Quelle est votre définition du voyage ?
Perdre ses repères habituels (géographiques, linguistiques…), découvrir de nouvelles formes, partir assez longtemps pour avoir un manque de chez soi et des siens, avoir le plaisir de les retrouver au retour, aller de l’avant pour regarder vivre les autres tout en regardant en arrière, d’où l’on vient, changer de « point de vue », savoir se perdre… Voyager demande un effort souvent vain pour apprendre autant sur les autres que sur soi. C’est une définition très traditionnelle, presque romantique, basée sur la distance, la rupture et le hasard !
Suite à un premier voyage en Chine en 2006, vous tombez sous le charme et y retournez maintes et maintes fois pendant plusieurs années. Pourquoi cette « obsession » pour la Chine et ses habitants ?
C’est tellement grand, la Chine ! Je ne pouvais décemment pas me dire que j’avais voyagé dans ce pays en y allant qu’une seule fois. Je ne suis ni sous le charme ni obsédé mais plutôt stupéfait, fasciné. On peut être fasciné par des choses morbides ou déplaisantes aussi…
Vous travaillez avec des supports et des matériaux trouvés sur place, vos carnets sont de véritables œuvres d’art à part entière. Pourquoi ce choix artistique ?
Comme vous exagérez ! Les choses s’imposent d’elles-mêmes, ce n’est pas un choix. Si voyager c’est découvrir, alors le carnet de voyage doit aussi être un espace de découverte, d’expérimentation, de liberté. J’aime qu’il soit le reflet du pays tant sur le fond que dans la forme. L’idée d’avoir le même crayon et le même papier pour mes prochains voyages me déprime par avance.
Vous voyagez et réalisez des carnets depuis de nombreuses années, pourtant, vous n’avez franchi le pas de la publication par un éditeur que depuis peu. Pourquoi ?

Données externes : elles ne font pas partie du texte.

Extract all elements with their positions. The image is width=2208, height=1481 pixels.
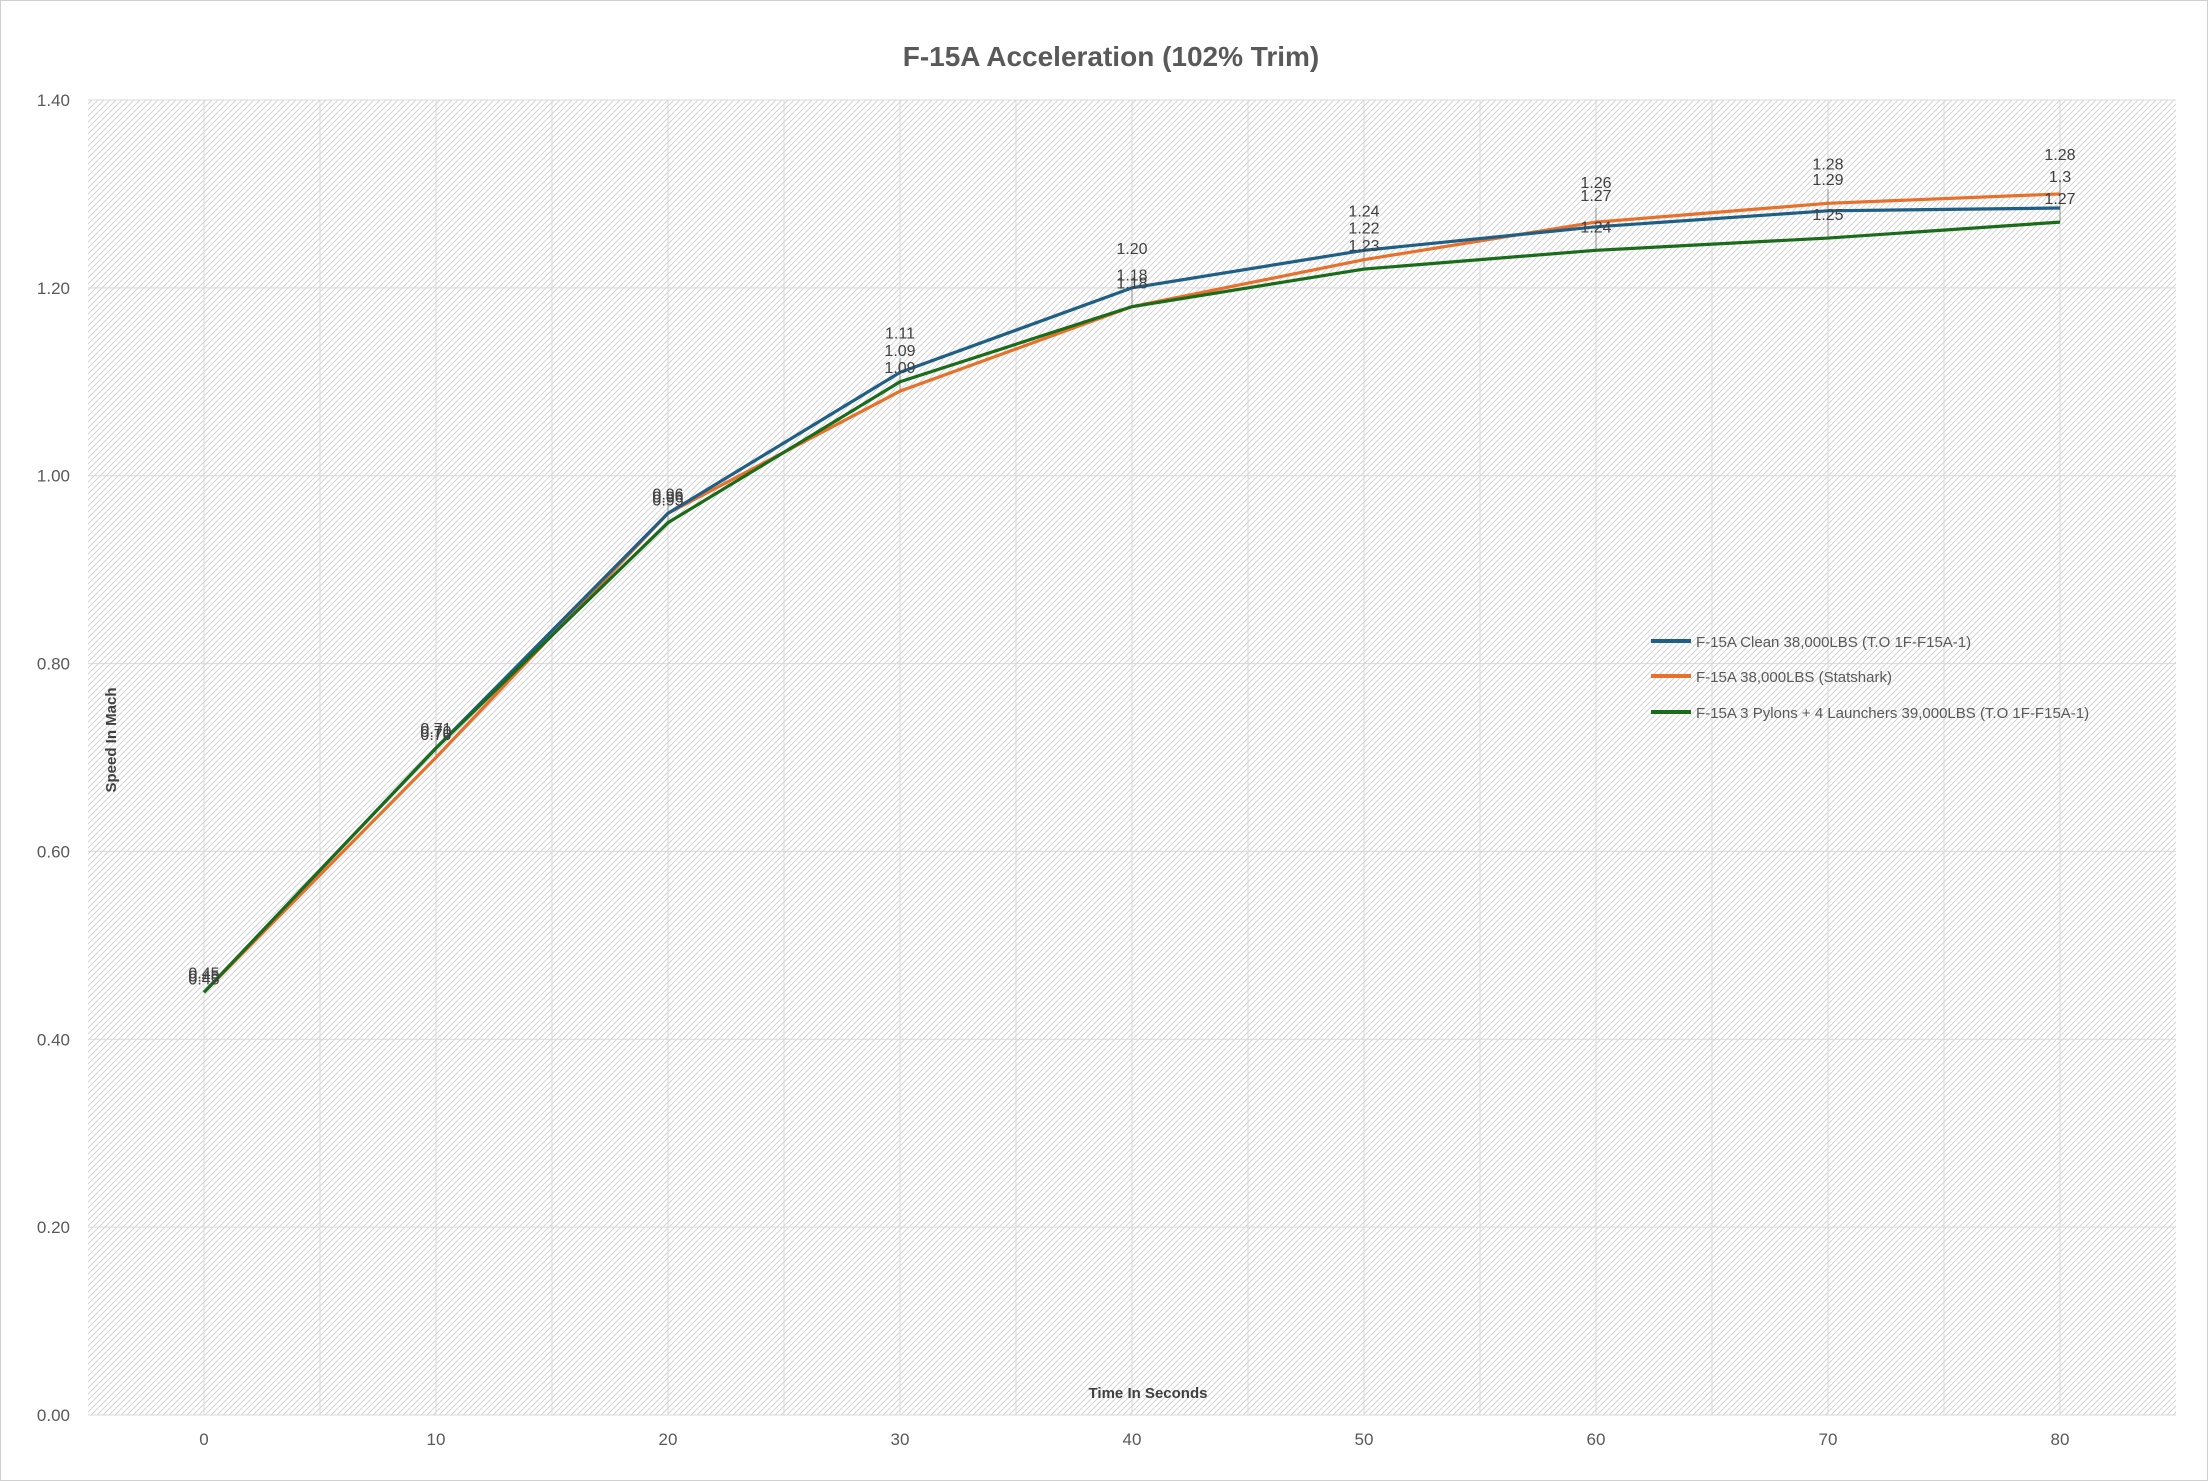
x-tick-label: 60 bbox=[1587, 1430, 1606, 1449]
legend-label-pylons: F-15A 3 Pylons + 4 Launchers 39,000LBS (… bbox=[1696, 705, 2089, 722]
data-label-statshark: 0.45 bbox=[188, 968, 219, 985]
y-axis-title: Speed In Mach bbox=[103, 687, 120, 792]
data-label-pylons: 1.24 bbox=[1580, 219, 1611, 236]
data-label-statshark: 1.28 bbox=[1812, 156, 1843, 173]
data-label-pylons: 1.23 bbox=[1348, 238, 1379, 255]
data-label-pylons: 1.27 bbox=[2044, 191, 2075, 208]
drop-lines bbox=[435, 179, 2061, 758]
data-label-statshark: 0.96 bbox=[652, 489, 683, 506]
data-label-statshark: 1.28 bbox=[2044, 147, 2075, 164]
series-lines bbox=[202, 192, 2061, 994]
data-label-clean: 1.20 bbox=[1116, 241, 1147, 258]
x-tick-label: 10 bbox=[427, 1430, 446, 1449]
legend-label-clean: F-15A Clean 38,000LBS (T.O 1F-F15A-1) bbox=[1696, 634, 1971, 651]
data-label-clean: 1.24 bbox=[1348, 203, 1379, 220]
data-label-pylons: 1.18 bbox=[1116, 276, 1147, 293]
data-label-pylons: 1.09 bbox=[884, 343, 915, 360]
data-label-statshark: 1.26 bbox=[1580, 175, 1611, 192]
x-tick-label: 0 bbox=[199, 1430, 208, 1449]
x-axis-title: Time In Seconds bbox=[1089, 1385, 1208, 1402]
data-label-statshark: 1.22 bbox=[1348, 221, 1379, 238]
data-label-clean: 0.45 bbox=[188, 965, 219, 982]
y-tick-label: 1.20 bbox=[37, 279, 70, 298]
data-label-clean: 0.71 bbox=[420, 721, 451, 738]
x-tick-label: 70 bbox=[1819, 1430, 1838, 1449]
data-label-pylons: 1.25 bbox=[1812, 207, 1843, 224]
data-label-statshark: 1.18 bbox=[1116, 268, 1147, 285]
data-label-statshark: 1.09 bbox=[884, 360, 915, 377]
y-tick-label: 1.00 bbox=[37, 467, 70, 486]
legend-label-statshark: F-15A 38,000LBS (Statshark) bbox=[1696, 669, 1892, 686]
data-label-pylons: 0.45 bbox=[188, 971, 219, 988]
data-label-pylons: 0.70 bbox=[420, 724, 451, 741]
chart-title: F-15A Acceleration (102% Trim) bbox=[903, 41, 1320, 72]
x-tick-label: 40 bbox=[1123, 1430, 1142, 1449]
y-tick-label: 0.40 bbox=[37, 1030, 70, 1049]
x-tick-label: 80 bbox=[2051, 1430, 2070, 1449]
axis-ticks: 0.00 0.20 0.40 0.60 0.80 1.00 1.20 1.40 0 10 20 30 4… bbox=[37, 91, 2070, 1449]
data-label-clean: 0.96 bbox=[652, 486, 683, 503]
legend: F-15A Clean 38,000LBS (T.O 1F-F15A-1) F-… bbox=[1651, 634, 2089, 722]
series-line-pylons bbox=[202, 220, 2061, 994]
y-tick-label: 0.60 bbox=[37, 842, 70, 861]
data-labels: 0.450.450.450.710.700.700.960.960.951.11… bbox=[188, 147, 2075, 988]
y-tick-label: 0.00 bbox=[37, 1406, 70, 1425]
x-tick-label: 20 bbox=[659, 1430, 678, 1449]
data-label-pylons: 0.95 bbox=[652, 492, 683, 509]
data-label-clean: 1.29 bbox=[1812, 172, 1843, 189]
x-tick-label: 30 bbox=[891, 1430, 910, 1449]
y-tick-label: 1.40 bbox=[37, 91, 70, 110]
data-label-clean: 1.3 bbox=[2049, 169, 2071, 186]
data-label-statshark: 0.70 bbox=[420, 727, 451, 744]
x-tick-label: 50 bbox=[1355, 1430, 1374, 1449]
data-label-clean: 1.11 bbox=[885, 325, 915, 342]
data-label-clean: 1.27 bbox=[1580, 188, 1611, 205]
y-tick-label: 0.80 bbox=[37, 655, 70, 674]
y-tick-label: 0.20 bbox=[37, 1218, 70, 1237]
series-line-clean bbox=[202, 206, 2061, 994]
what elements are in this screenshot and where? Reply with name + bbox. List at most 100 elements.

Parce que le carnet de voyage original et le carnet édité sont deux choses très différentes ! Le premier est imparfait, sensuel, unique, à l’image du voyage. Le second est calibré, sans erreurs, il appartient à chaîne du livre, à son industrie. Je ne veux pas réaliser le premier en pensant au second, c’est donc à l’éditeur de franchir le pas et de croire que ça en vaut la peine. Après c’est une chance et un plaisir d’en rencontrer un sérieux qui a de bonnes idées pour faire progresser l’auteur et lui faire rencontrer un public plus large.
L’ouvrage et les carnets que vous présentez traitent de la mégapole de Shanghai, où vous vous êtes rendu trois fois. Quels sont pour vous les avantages et les inconvénients d’une telle cité en tant que voyageur ?
Il n’y a pas d’avantages ou d’inconvénients dans un voyage. On doit, quelle que soit la destination, y trouver de l’intérêt et accepter les galères avec philosophie sinon on ne repart pas ou l’on ne choisit plus que des destinations « plage-soleil-cocktail ». Je ne fais pas de différence entre la ville et la campagne. Chacune est un formidable « terrain de jeu ». Je dirais seulement, et c’est un lieu commun, qu’on se sent plus seul en marchant dans les grandes villes que dans les vallées perdues.
Vous nous avez confié en avoir terminé avec la Chine, vous pensez avoir fait le tour de la question ? Ou est-ce une lassitude ? Quels sont vos projets actuels ?
On ne fait jamais le tour de la question ! Par contre, au bout d’un moment, je risque d’être pris pour un spécialiste, ce que je ne suis pas. Et puis, je le répète, voyager, c’est perdre ses repères et non en créer de nouveaux, or à chaque voyage en Chine, j’étais de moins en moins surpris, je prenais des habitudes faciles, ce qui est un vilain défaut. J’espère continuer en Asie… j’aimerais aussi aller voir la seconde source du Nil après celle du Lac Victoria en février dernier.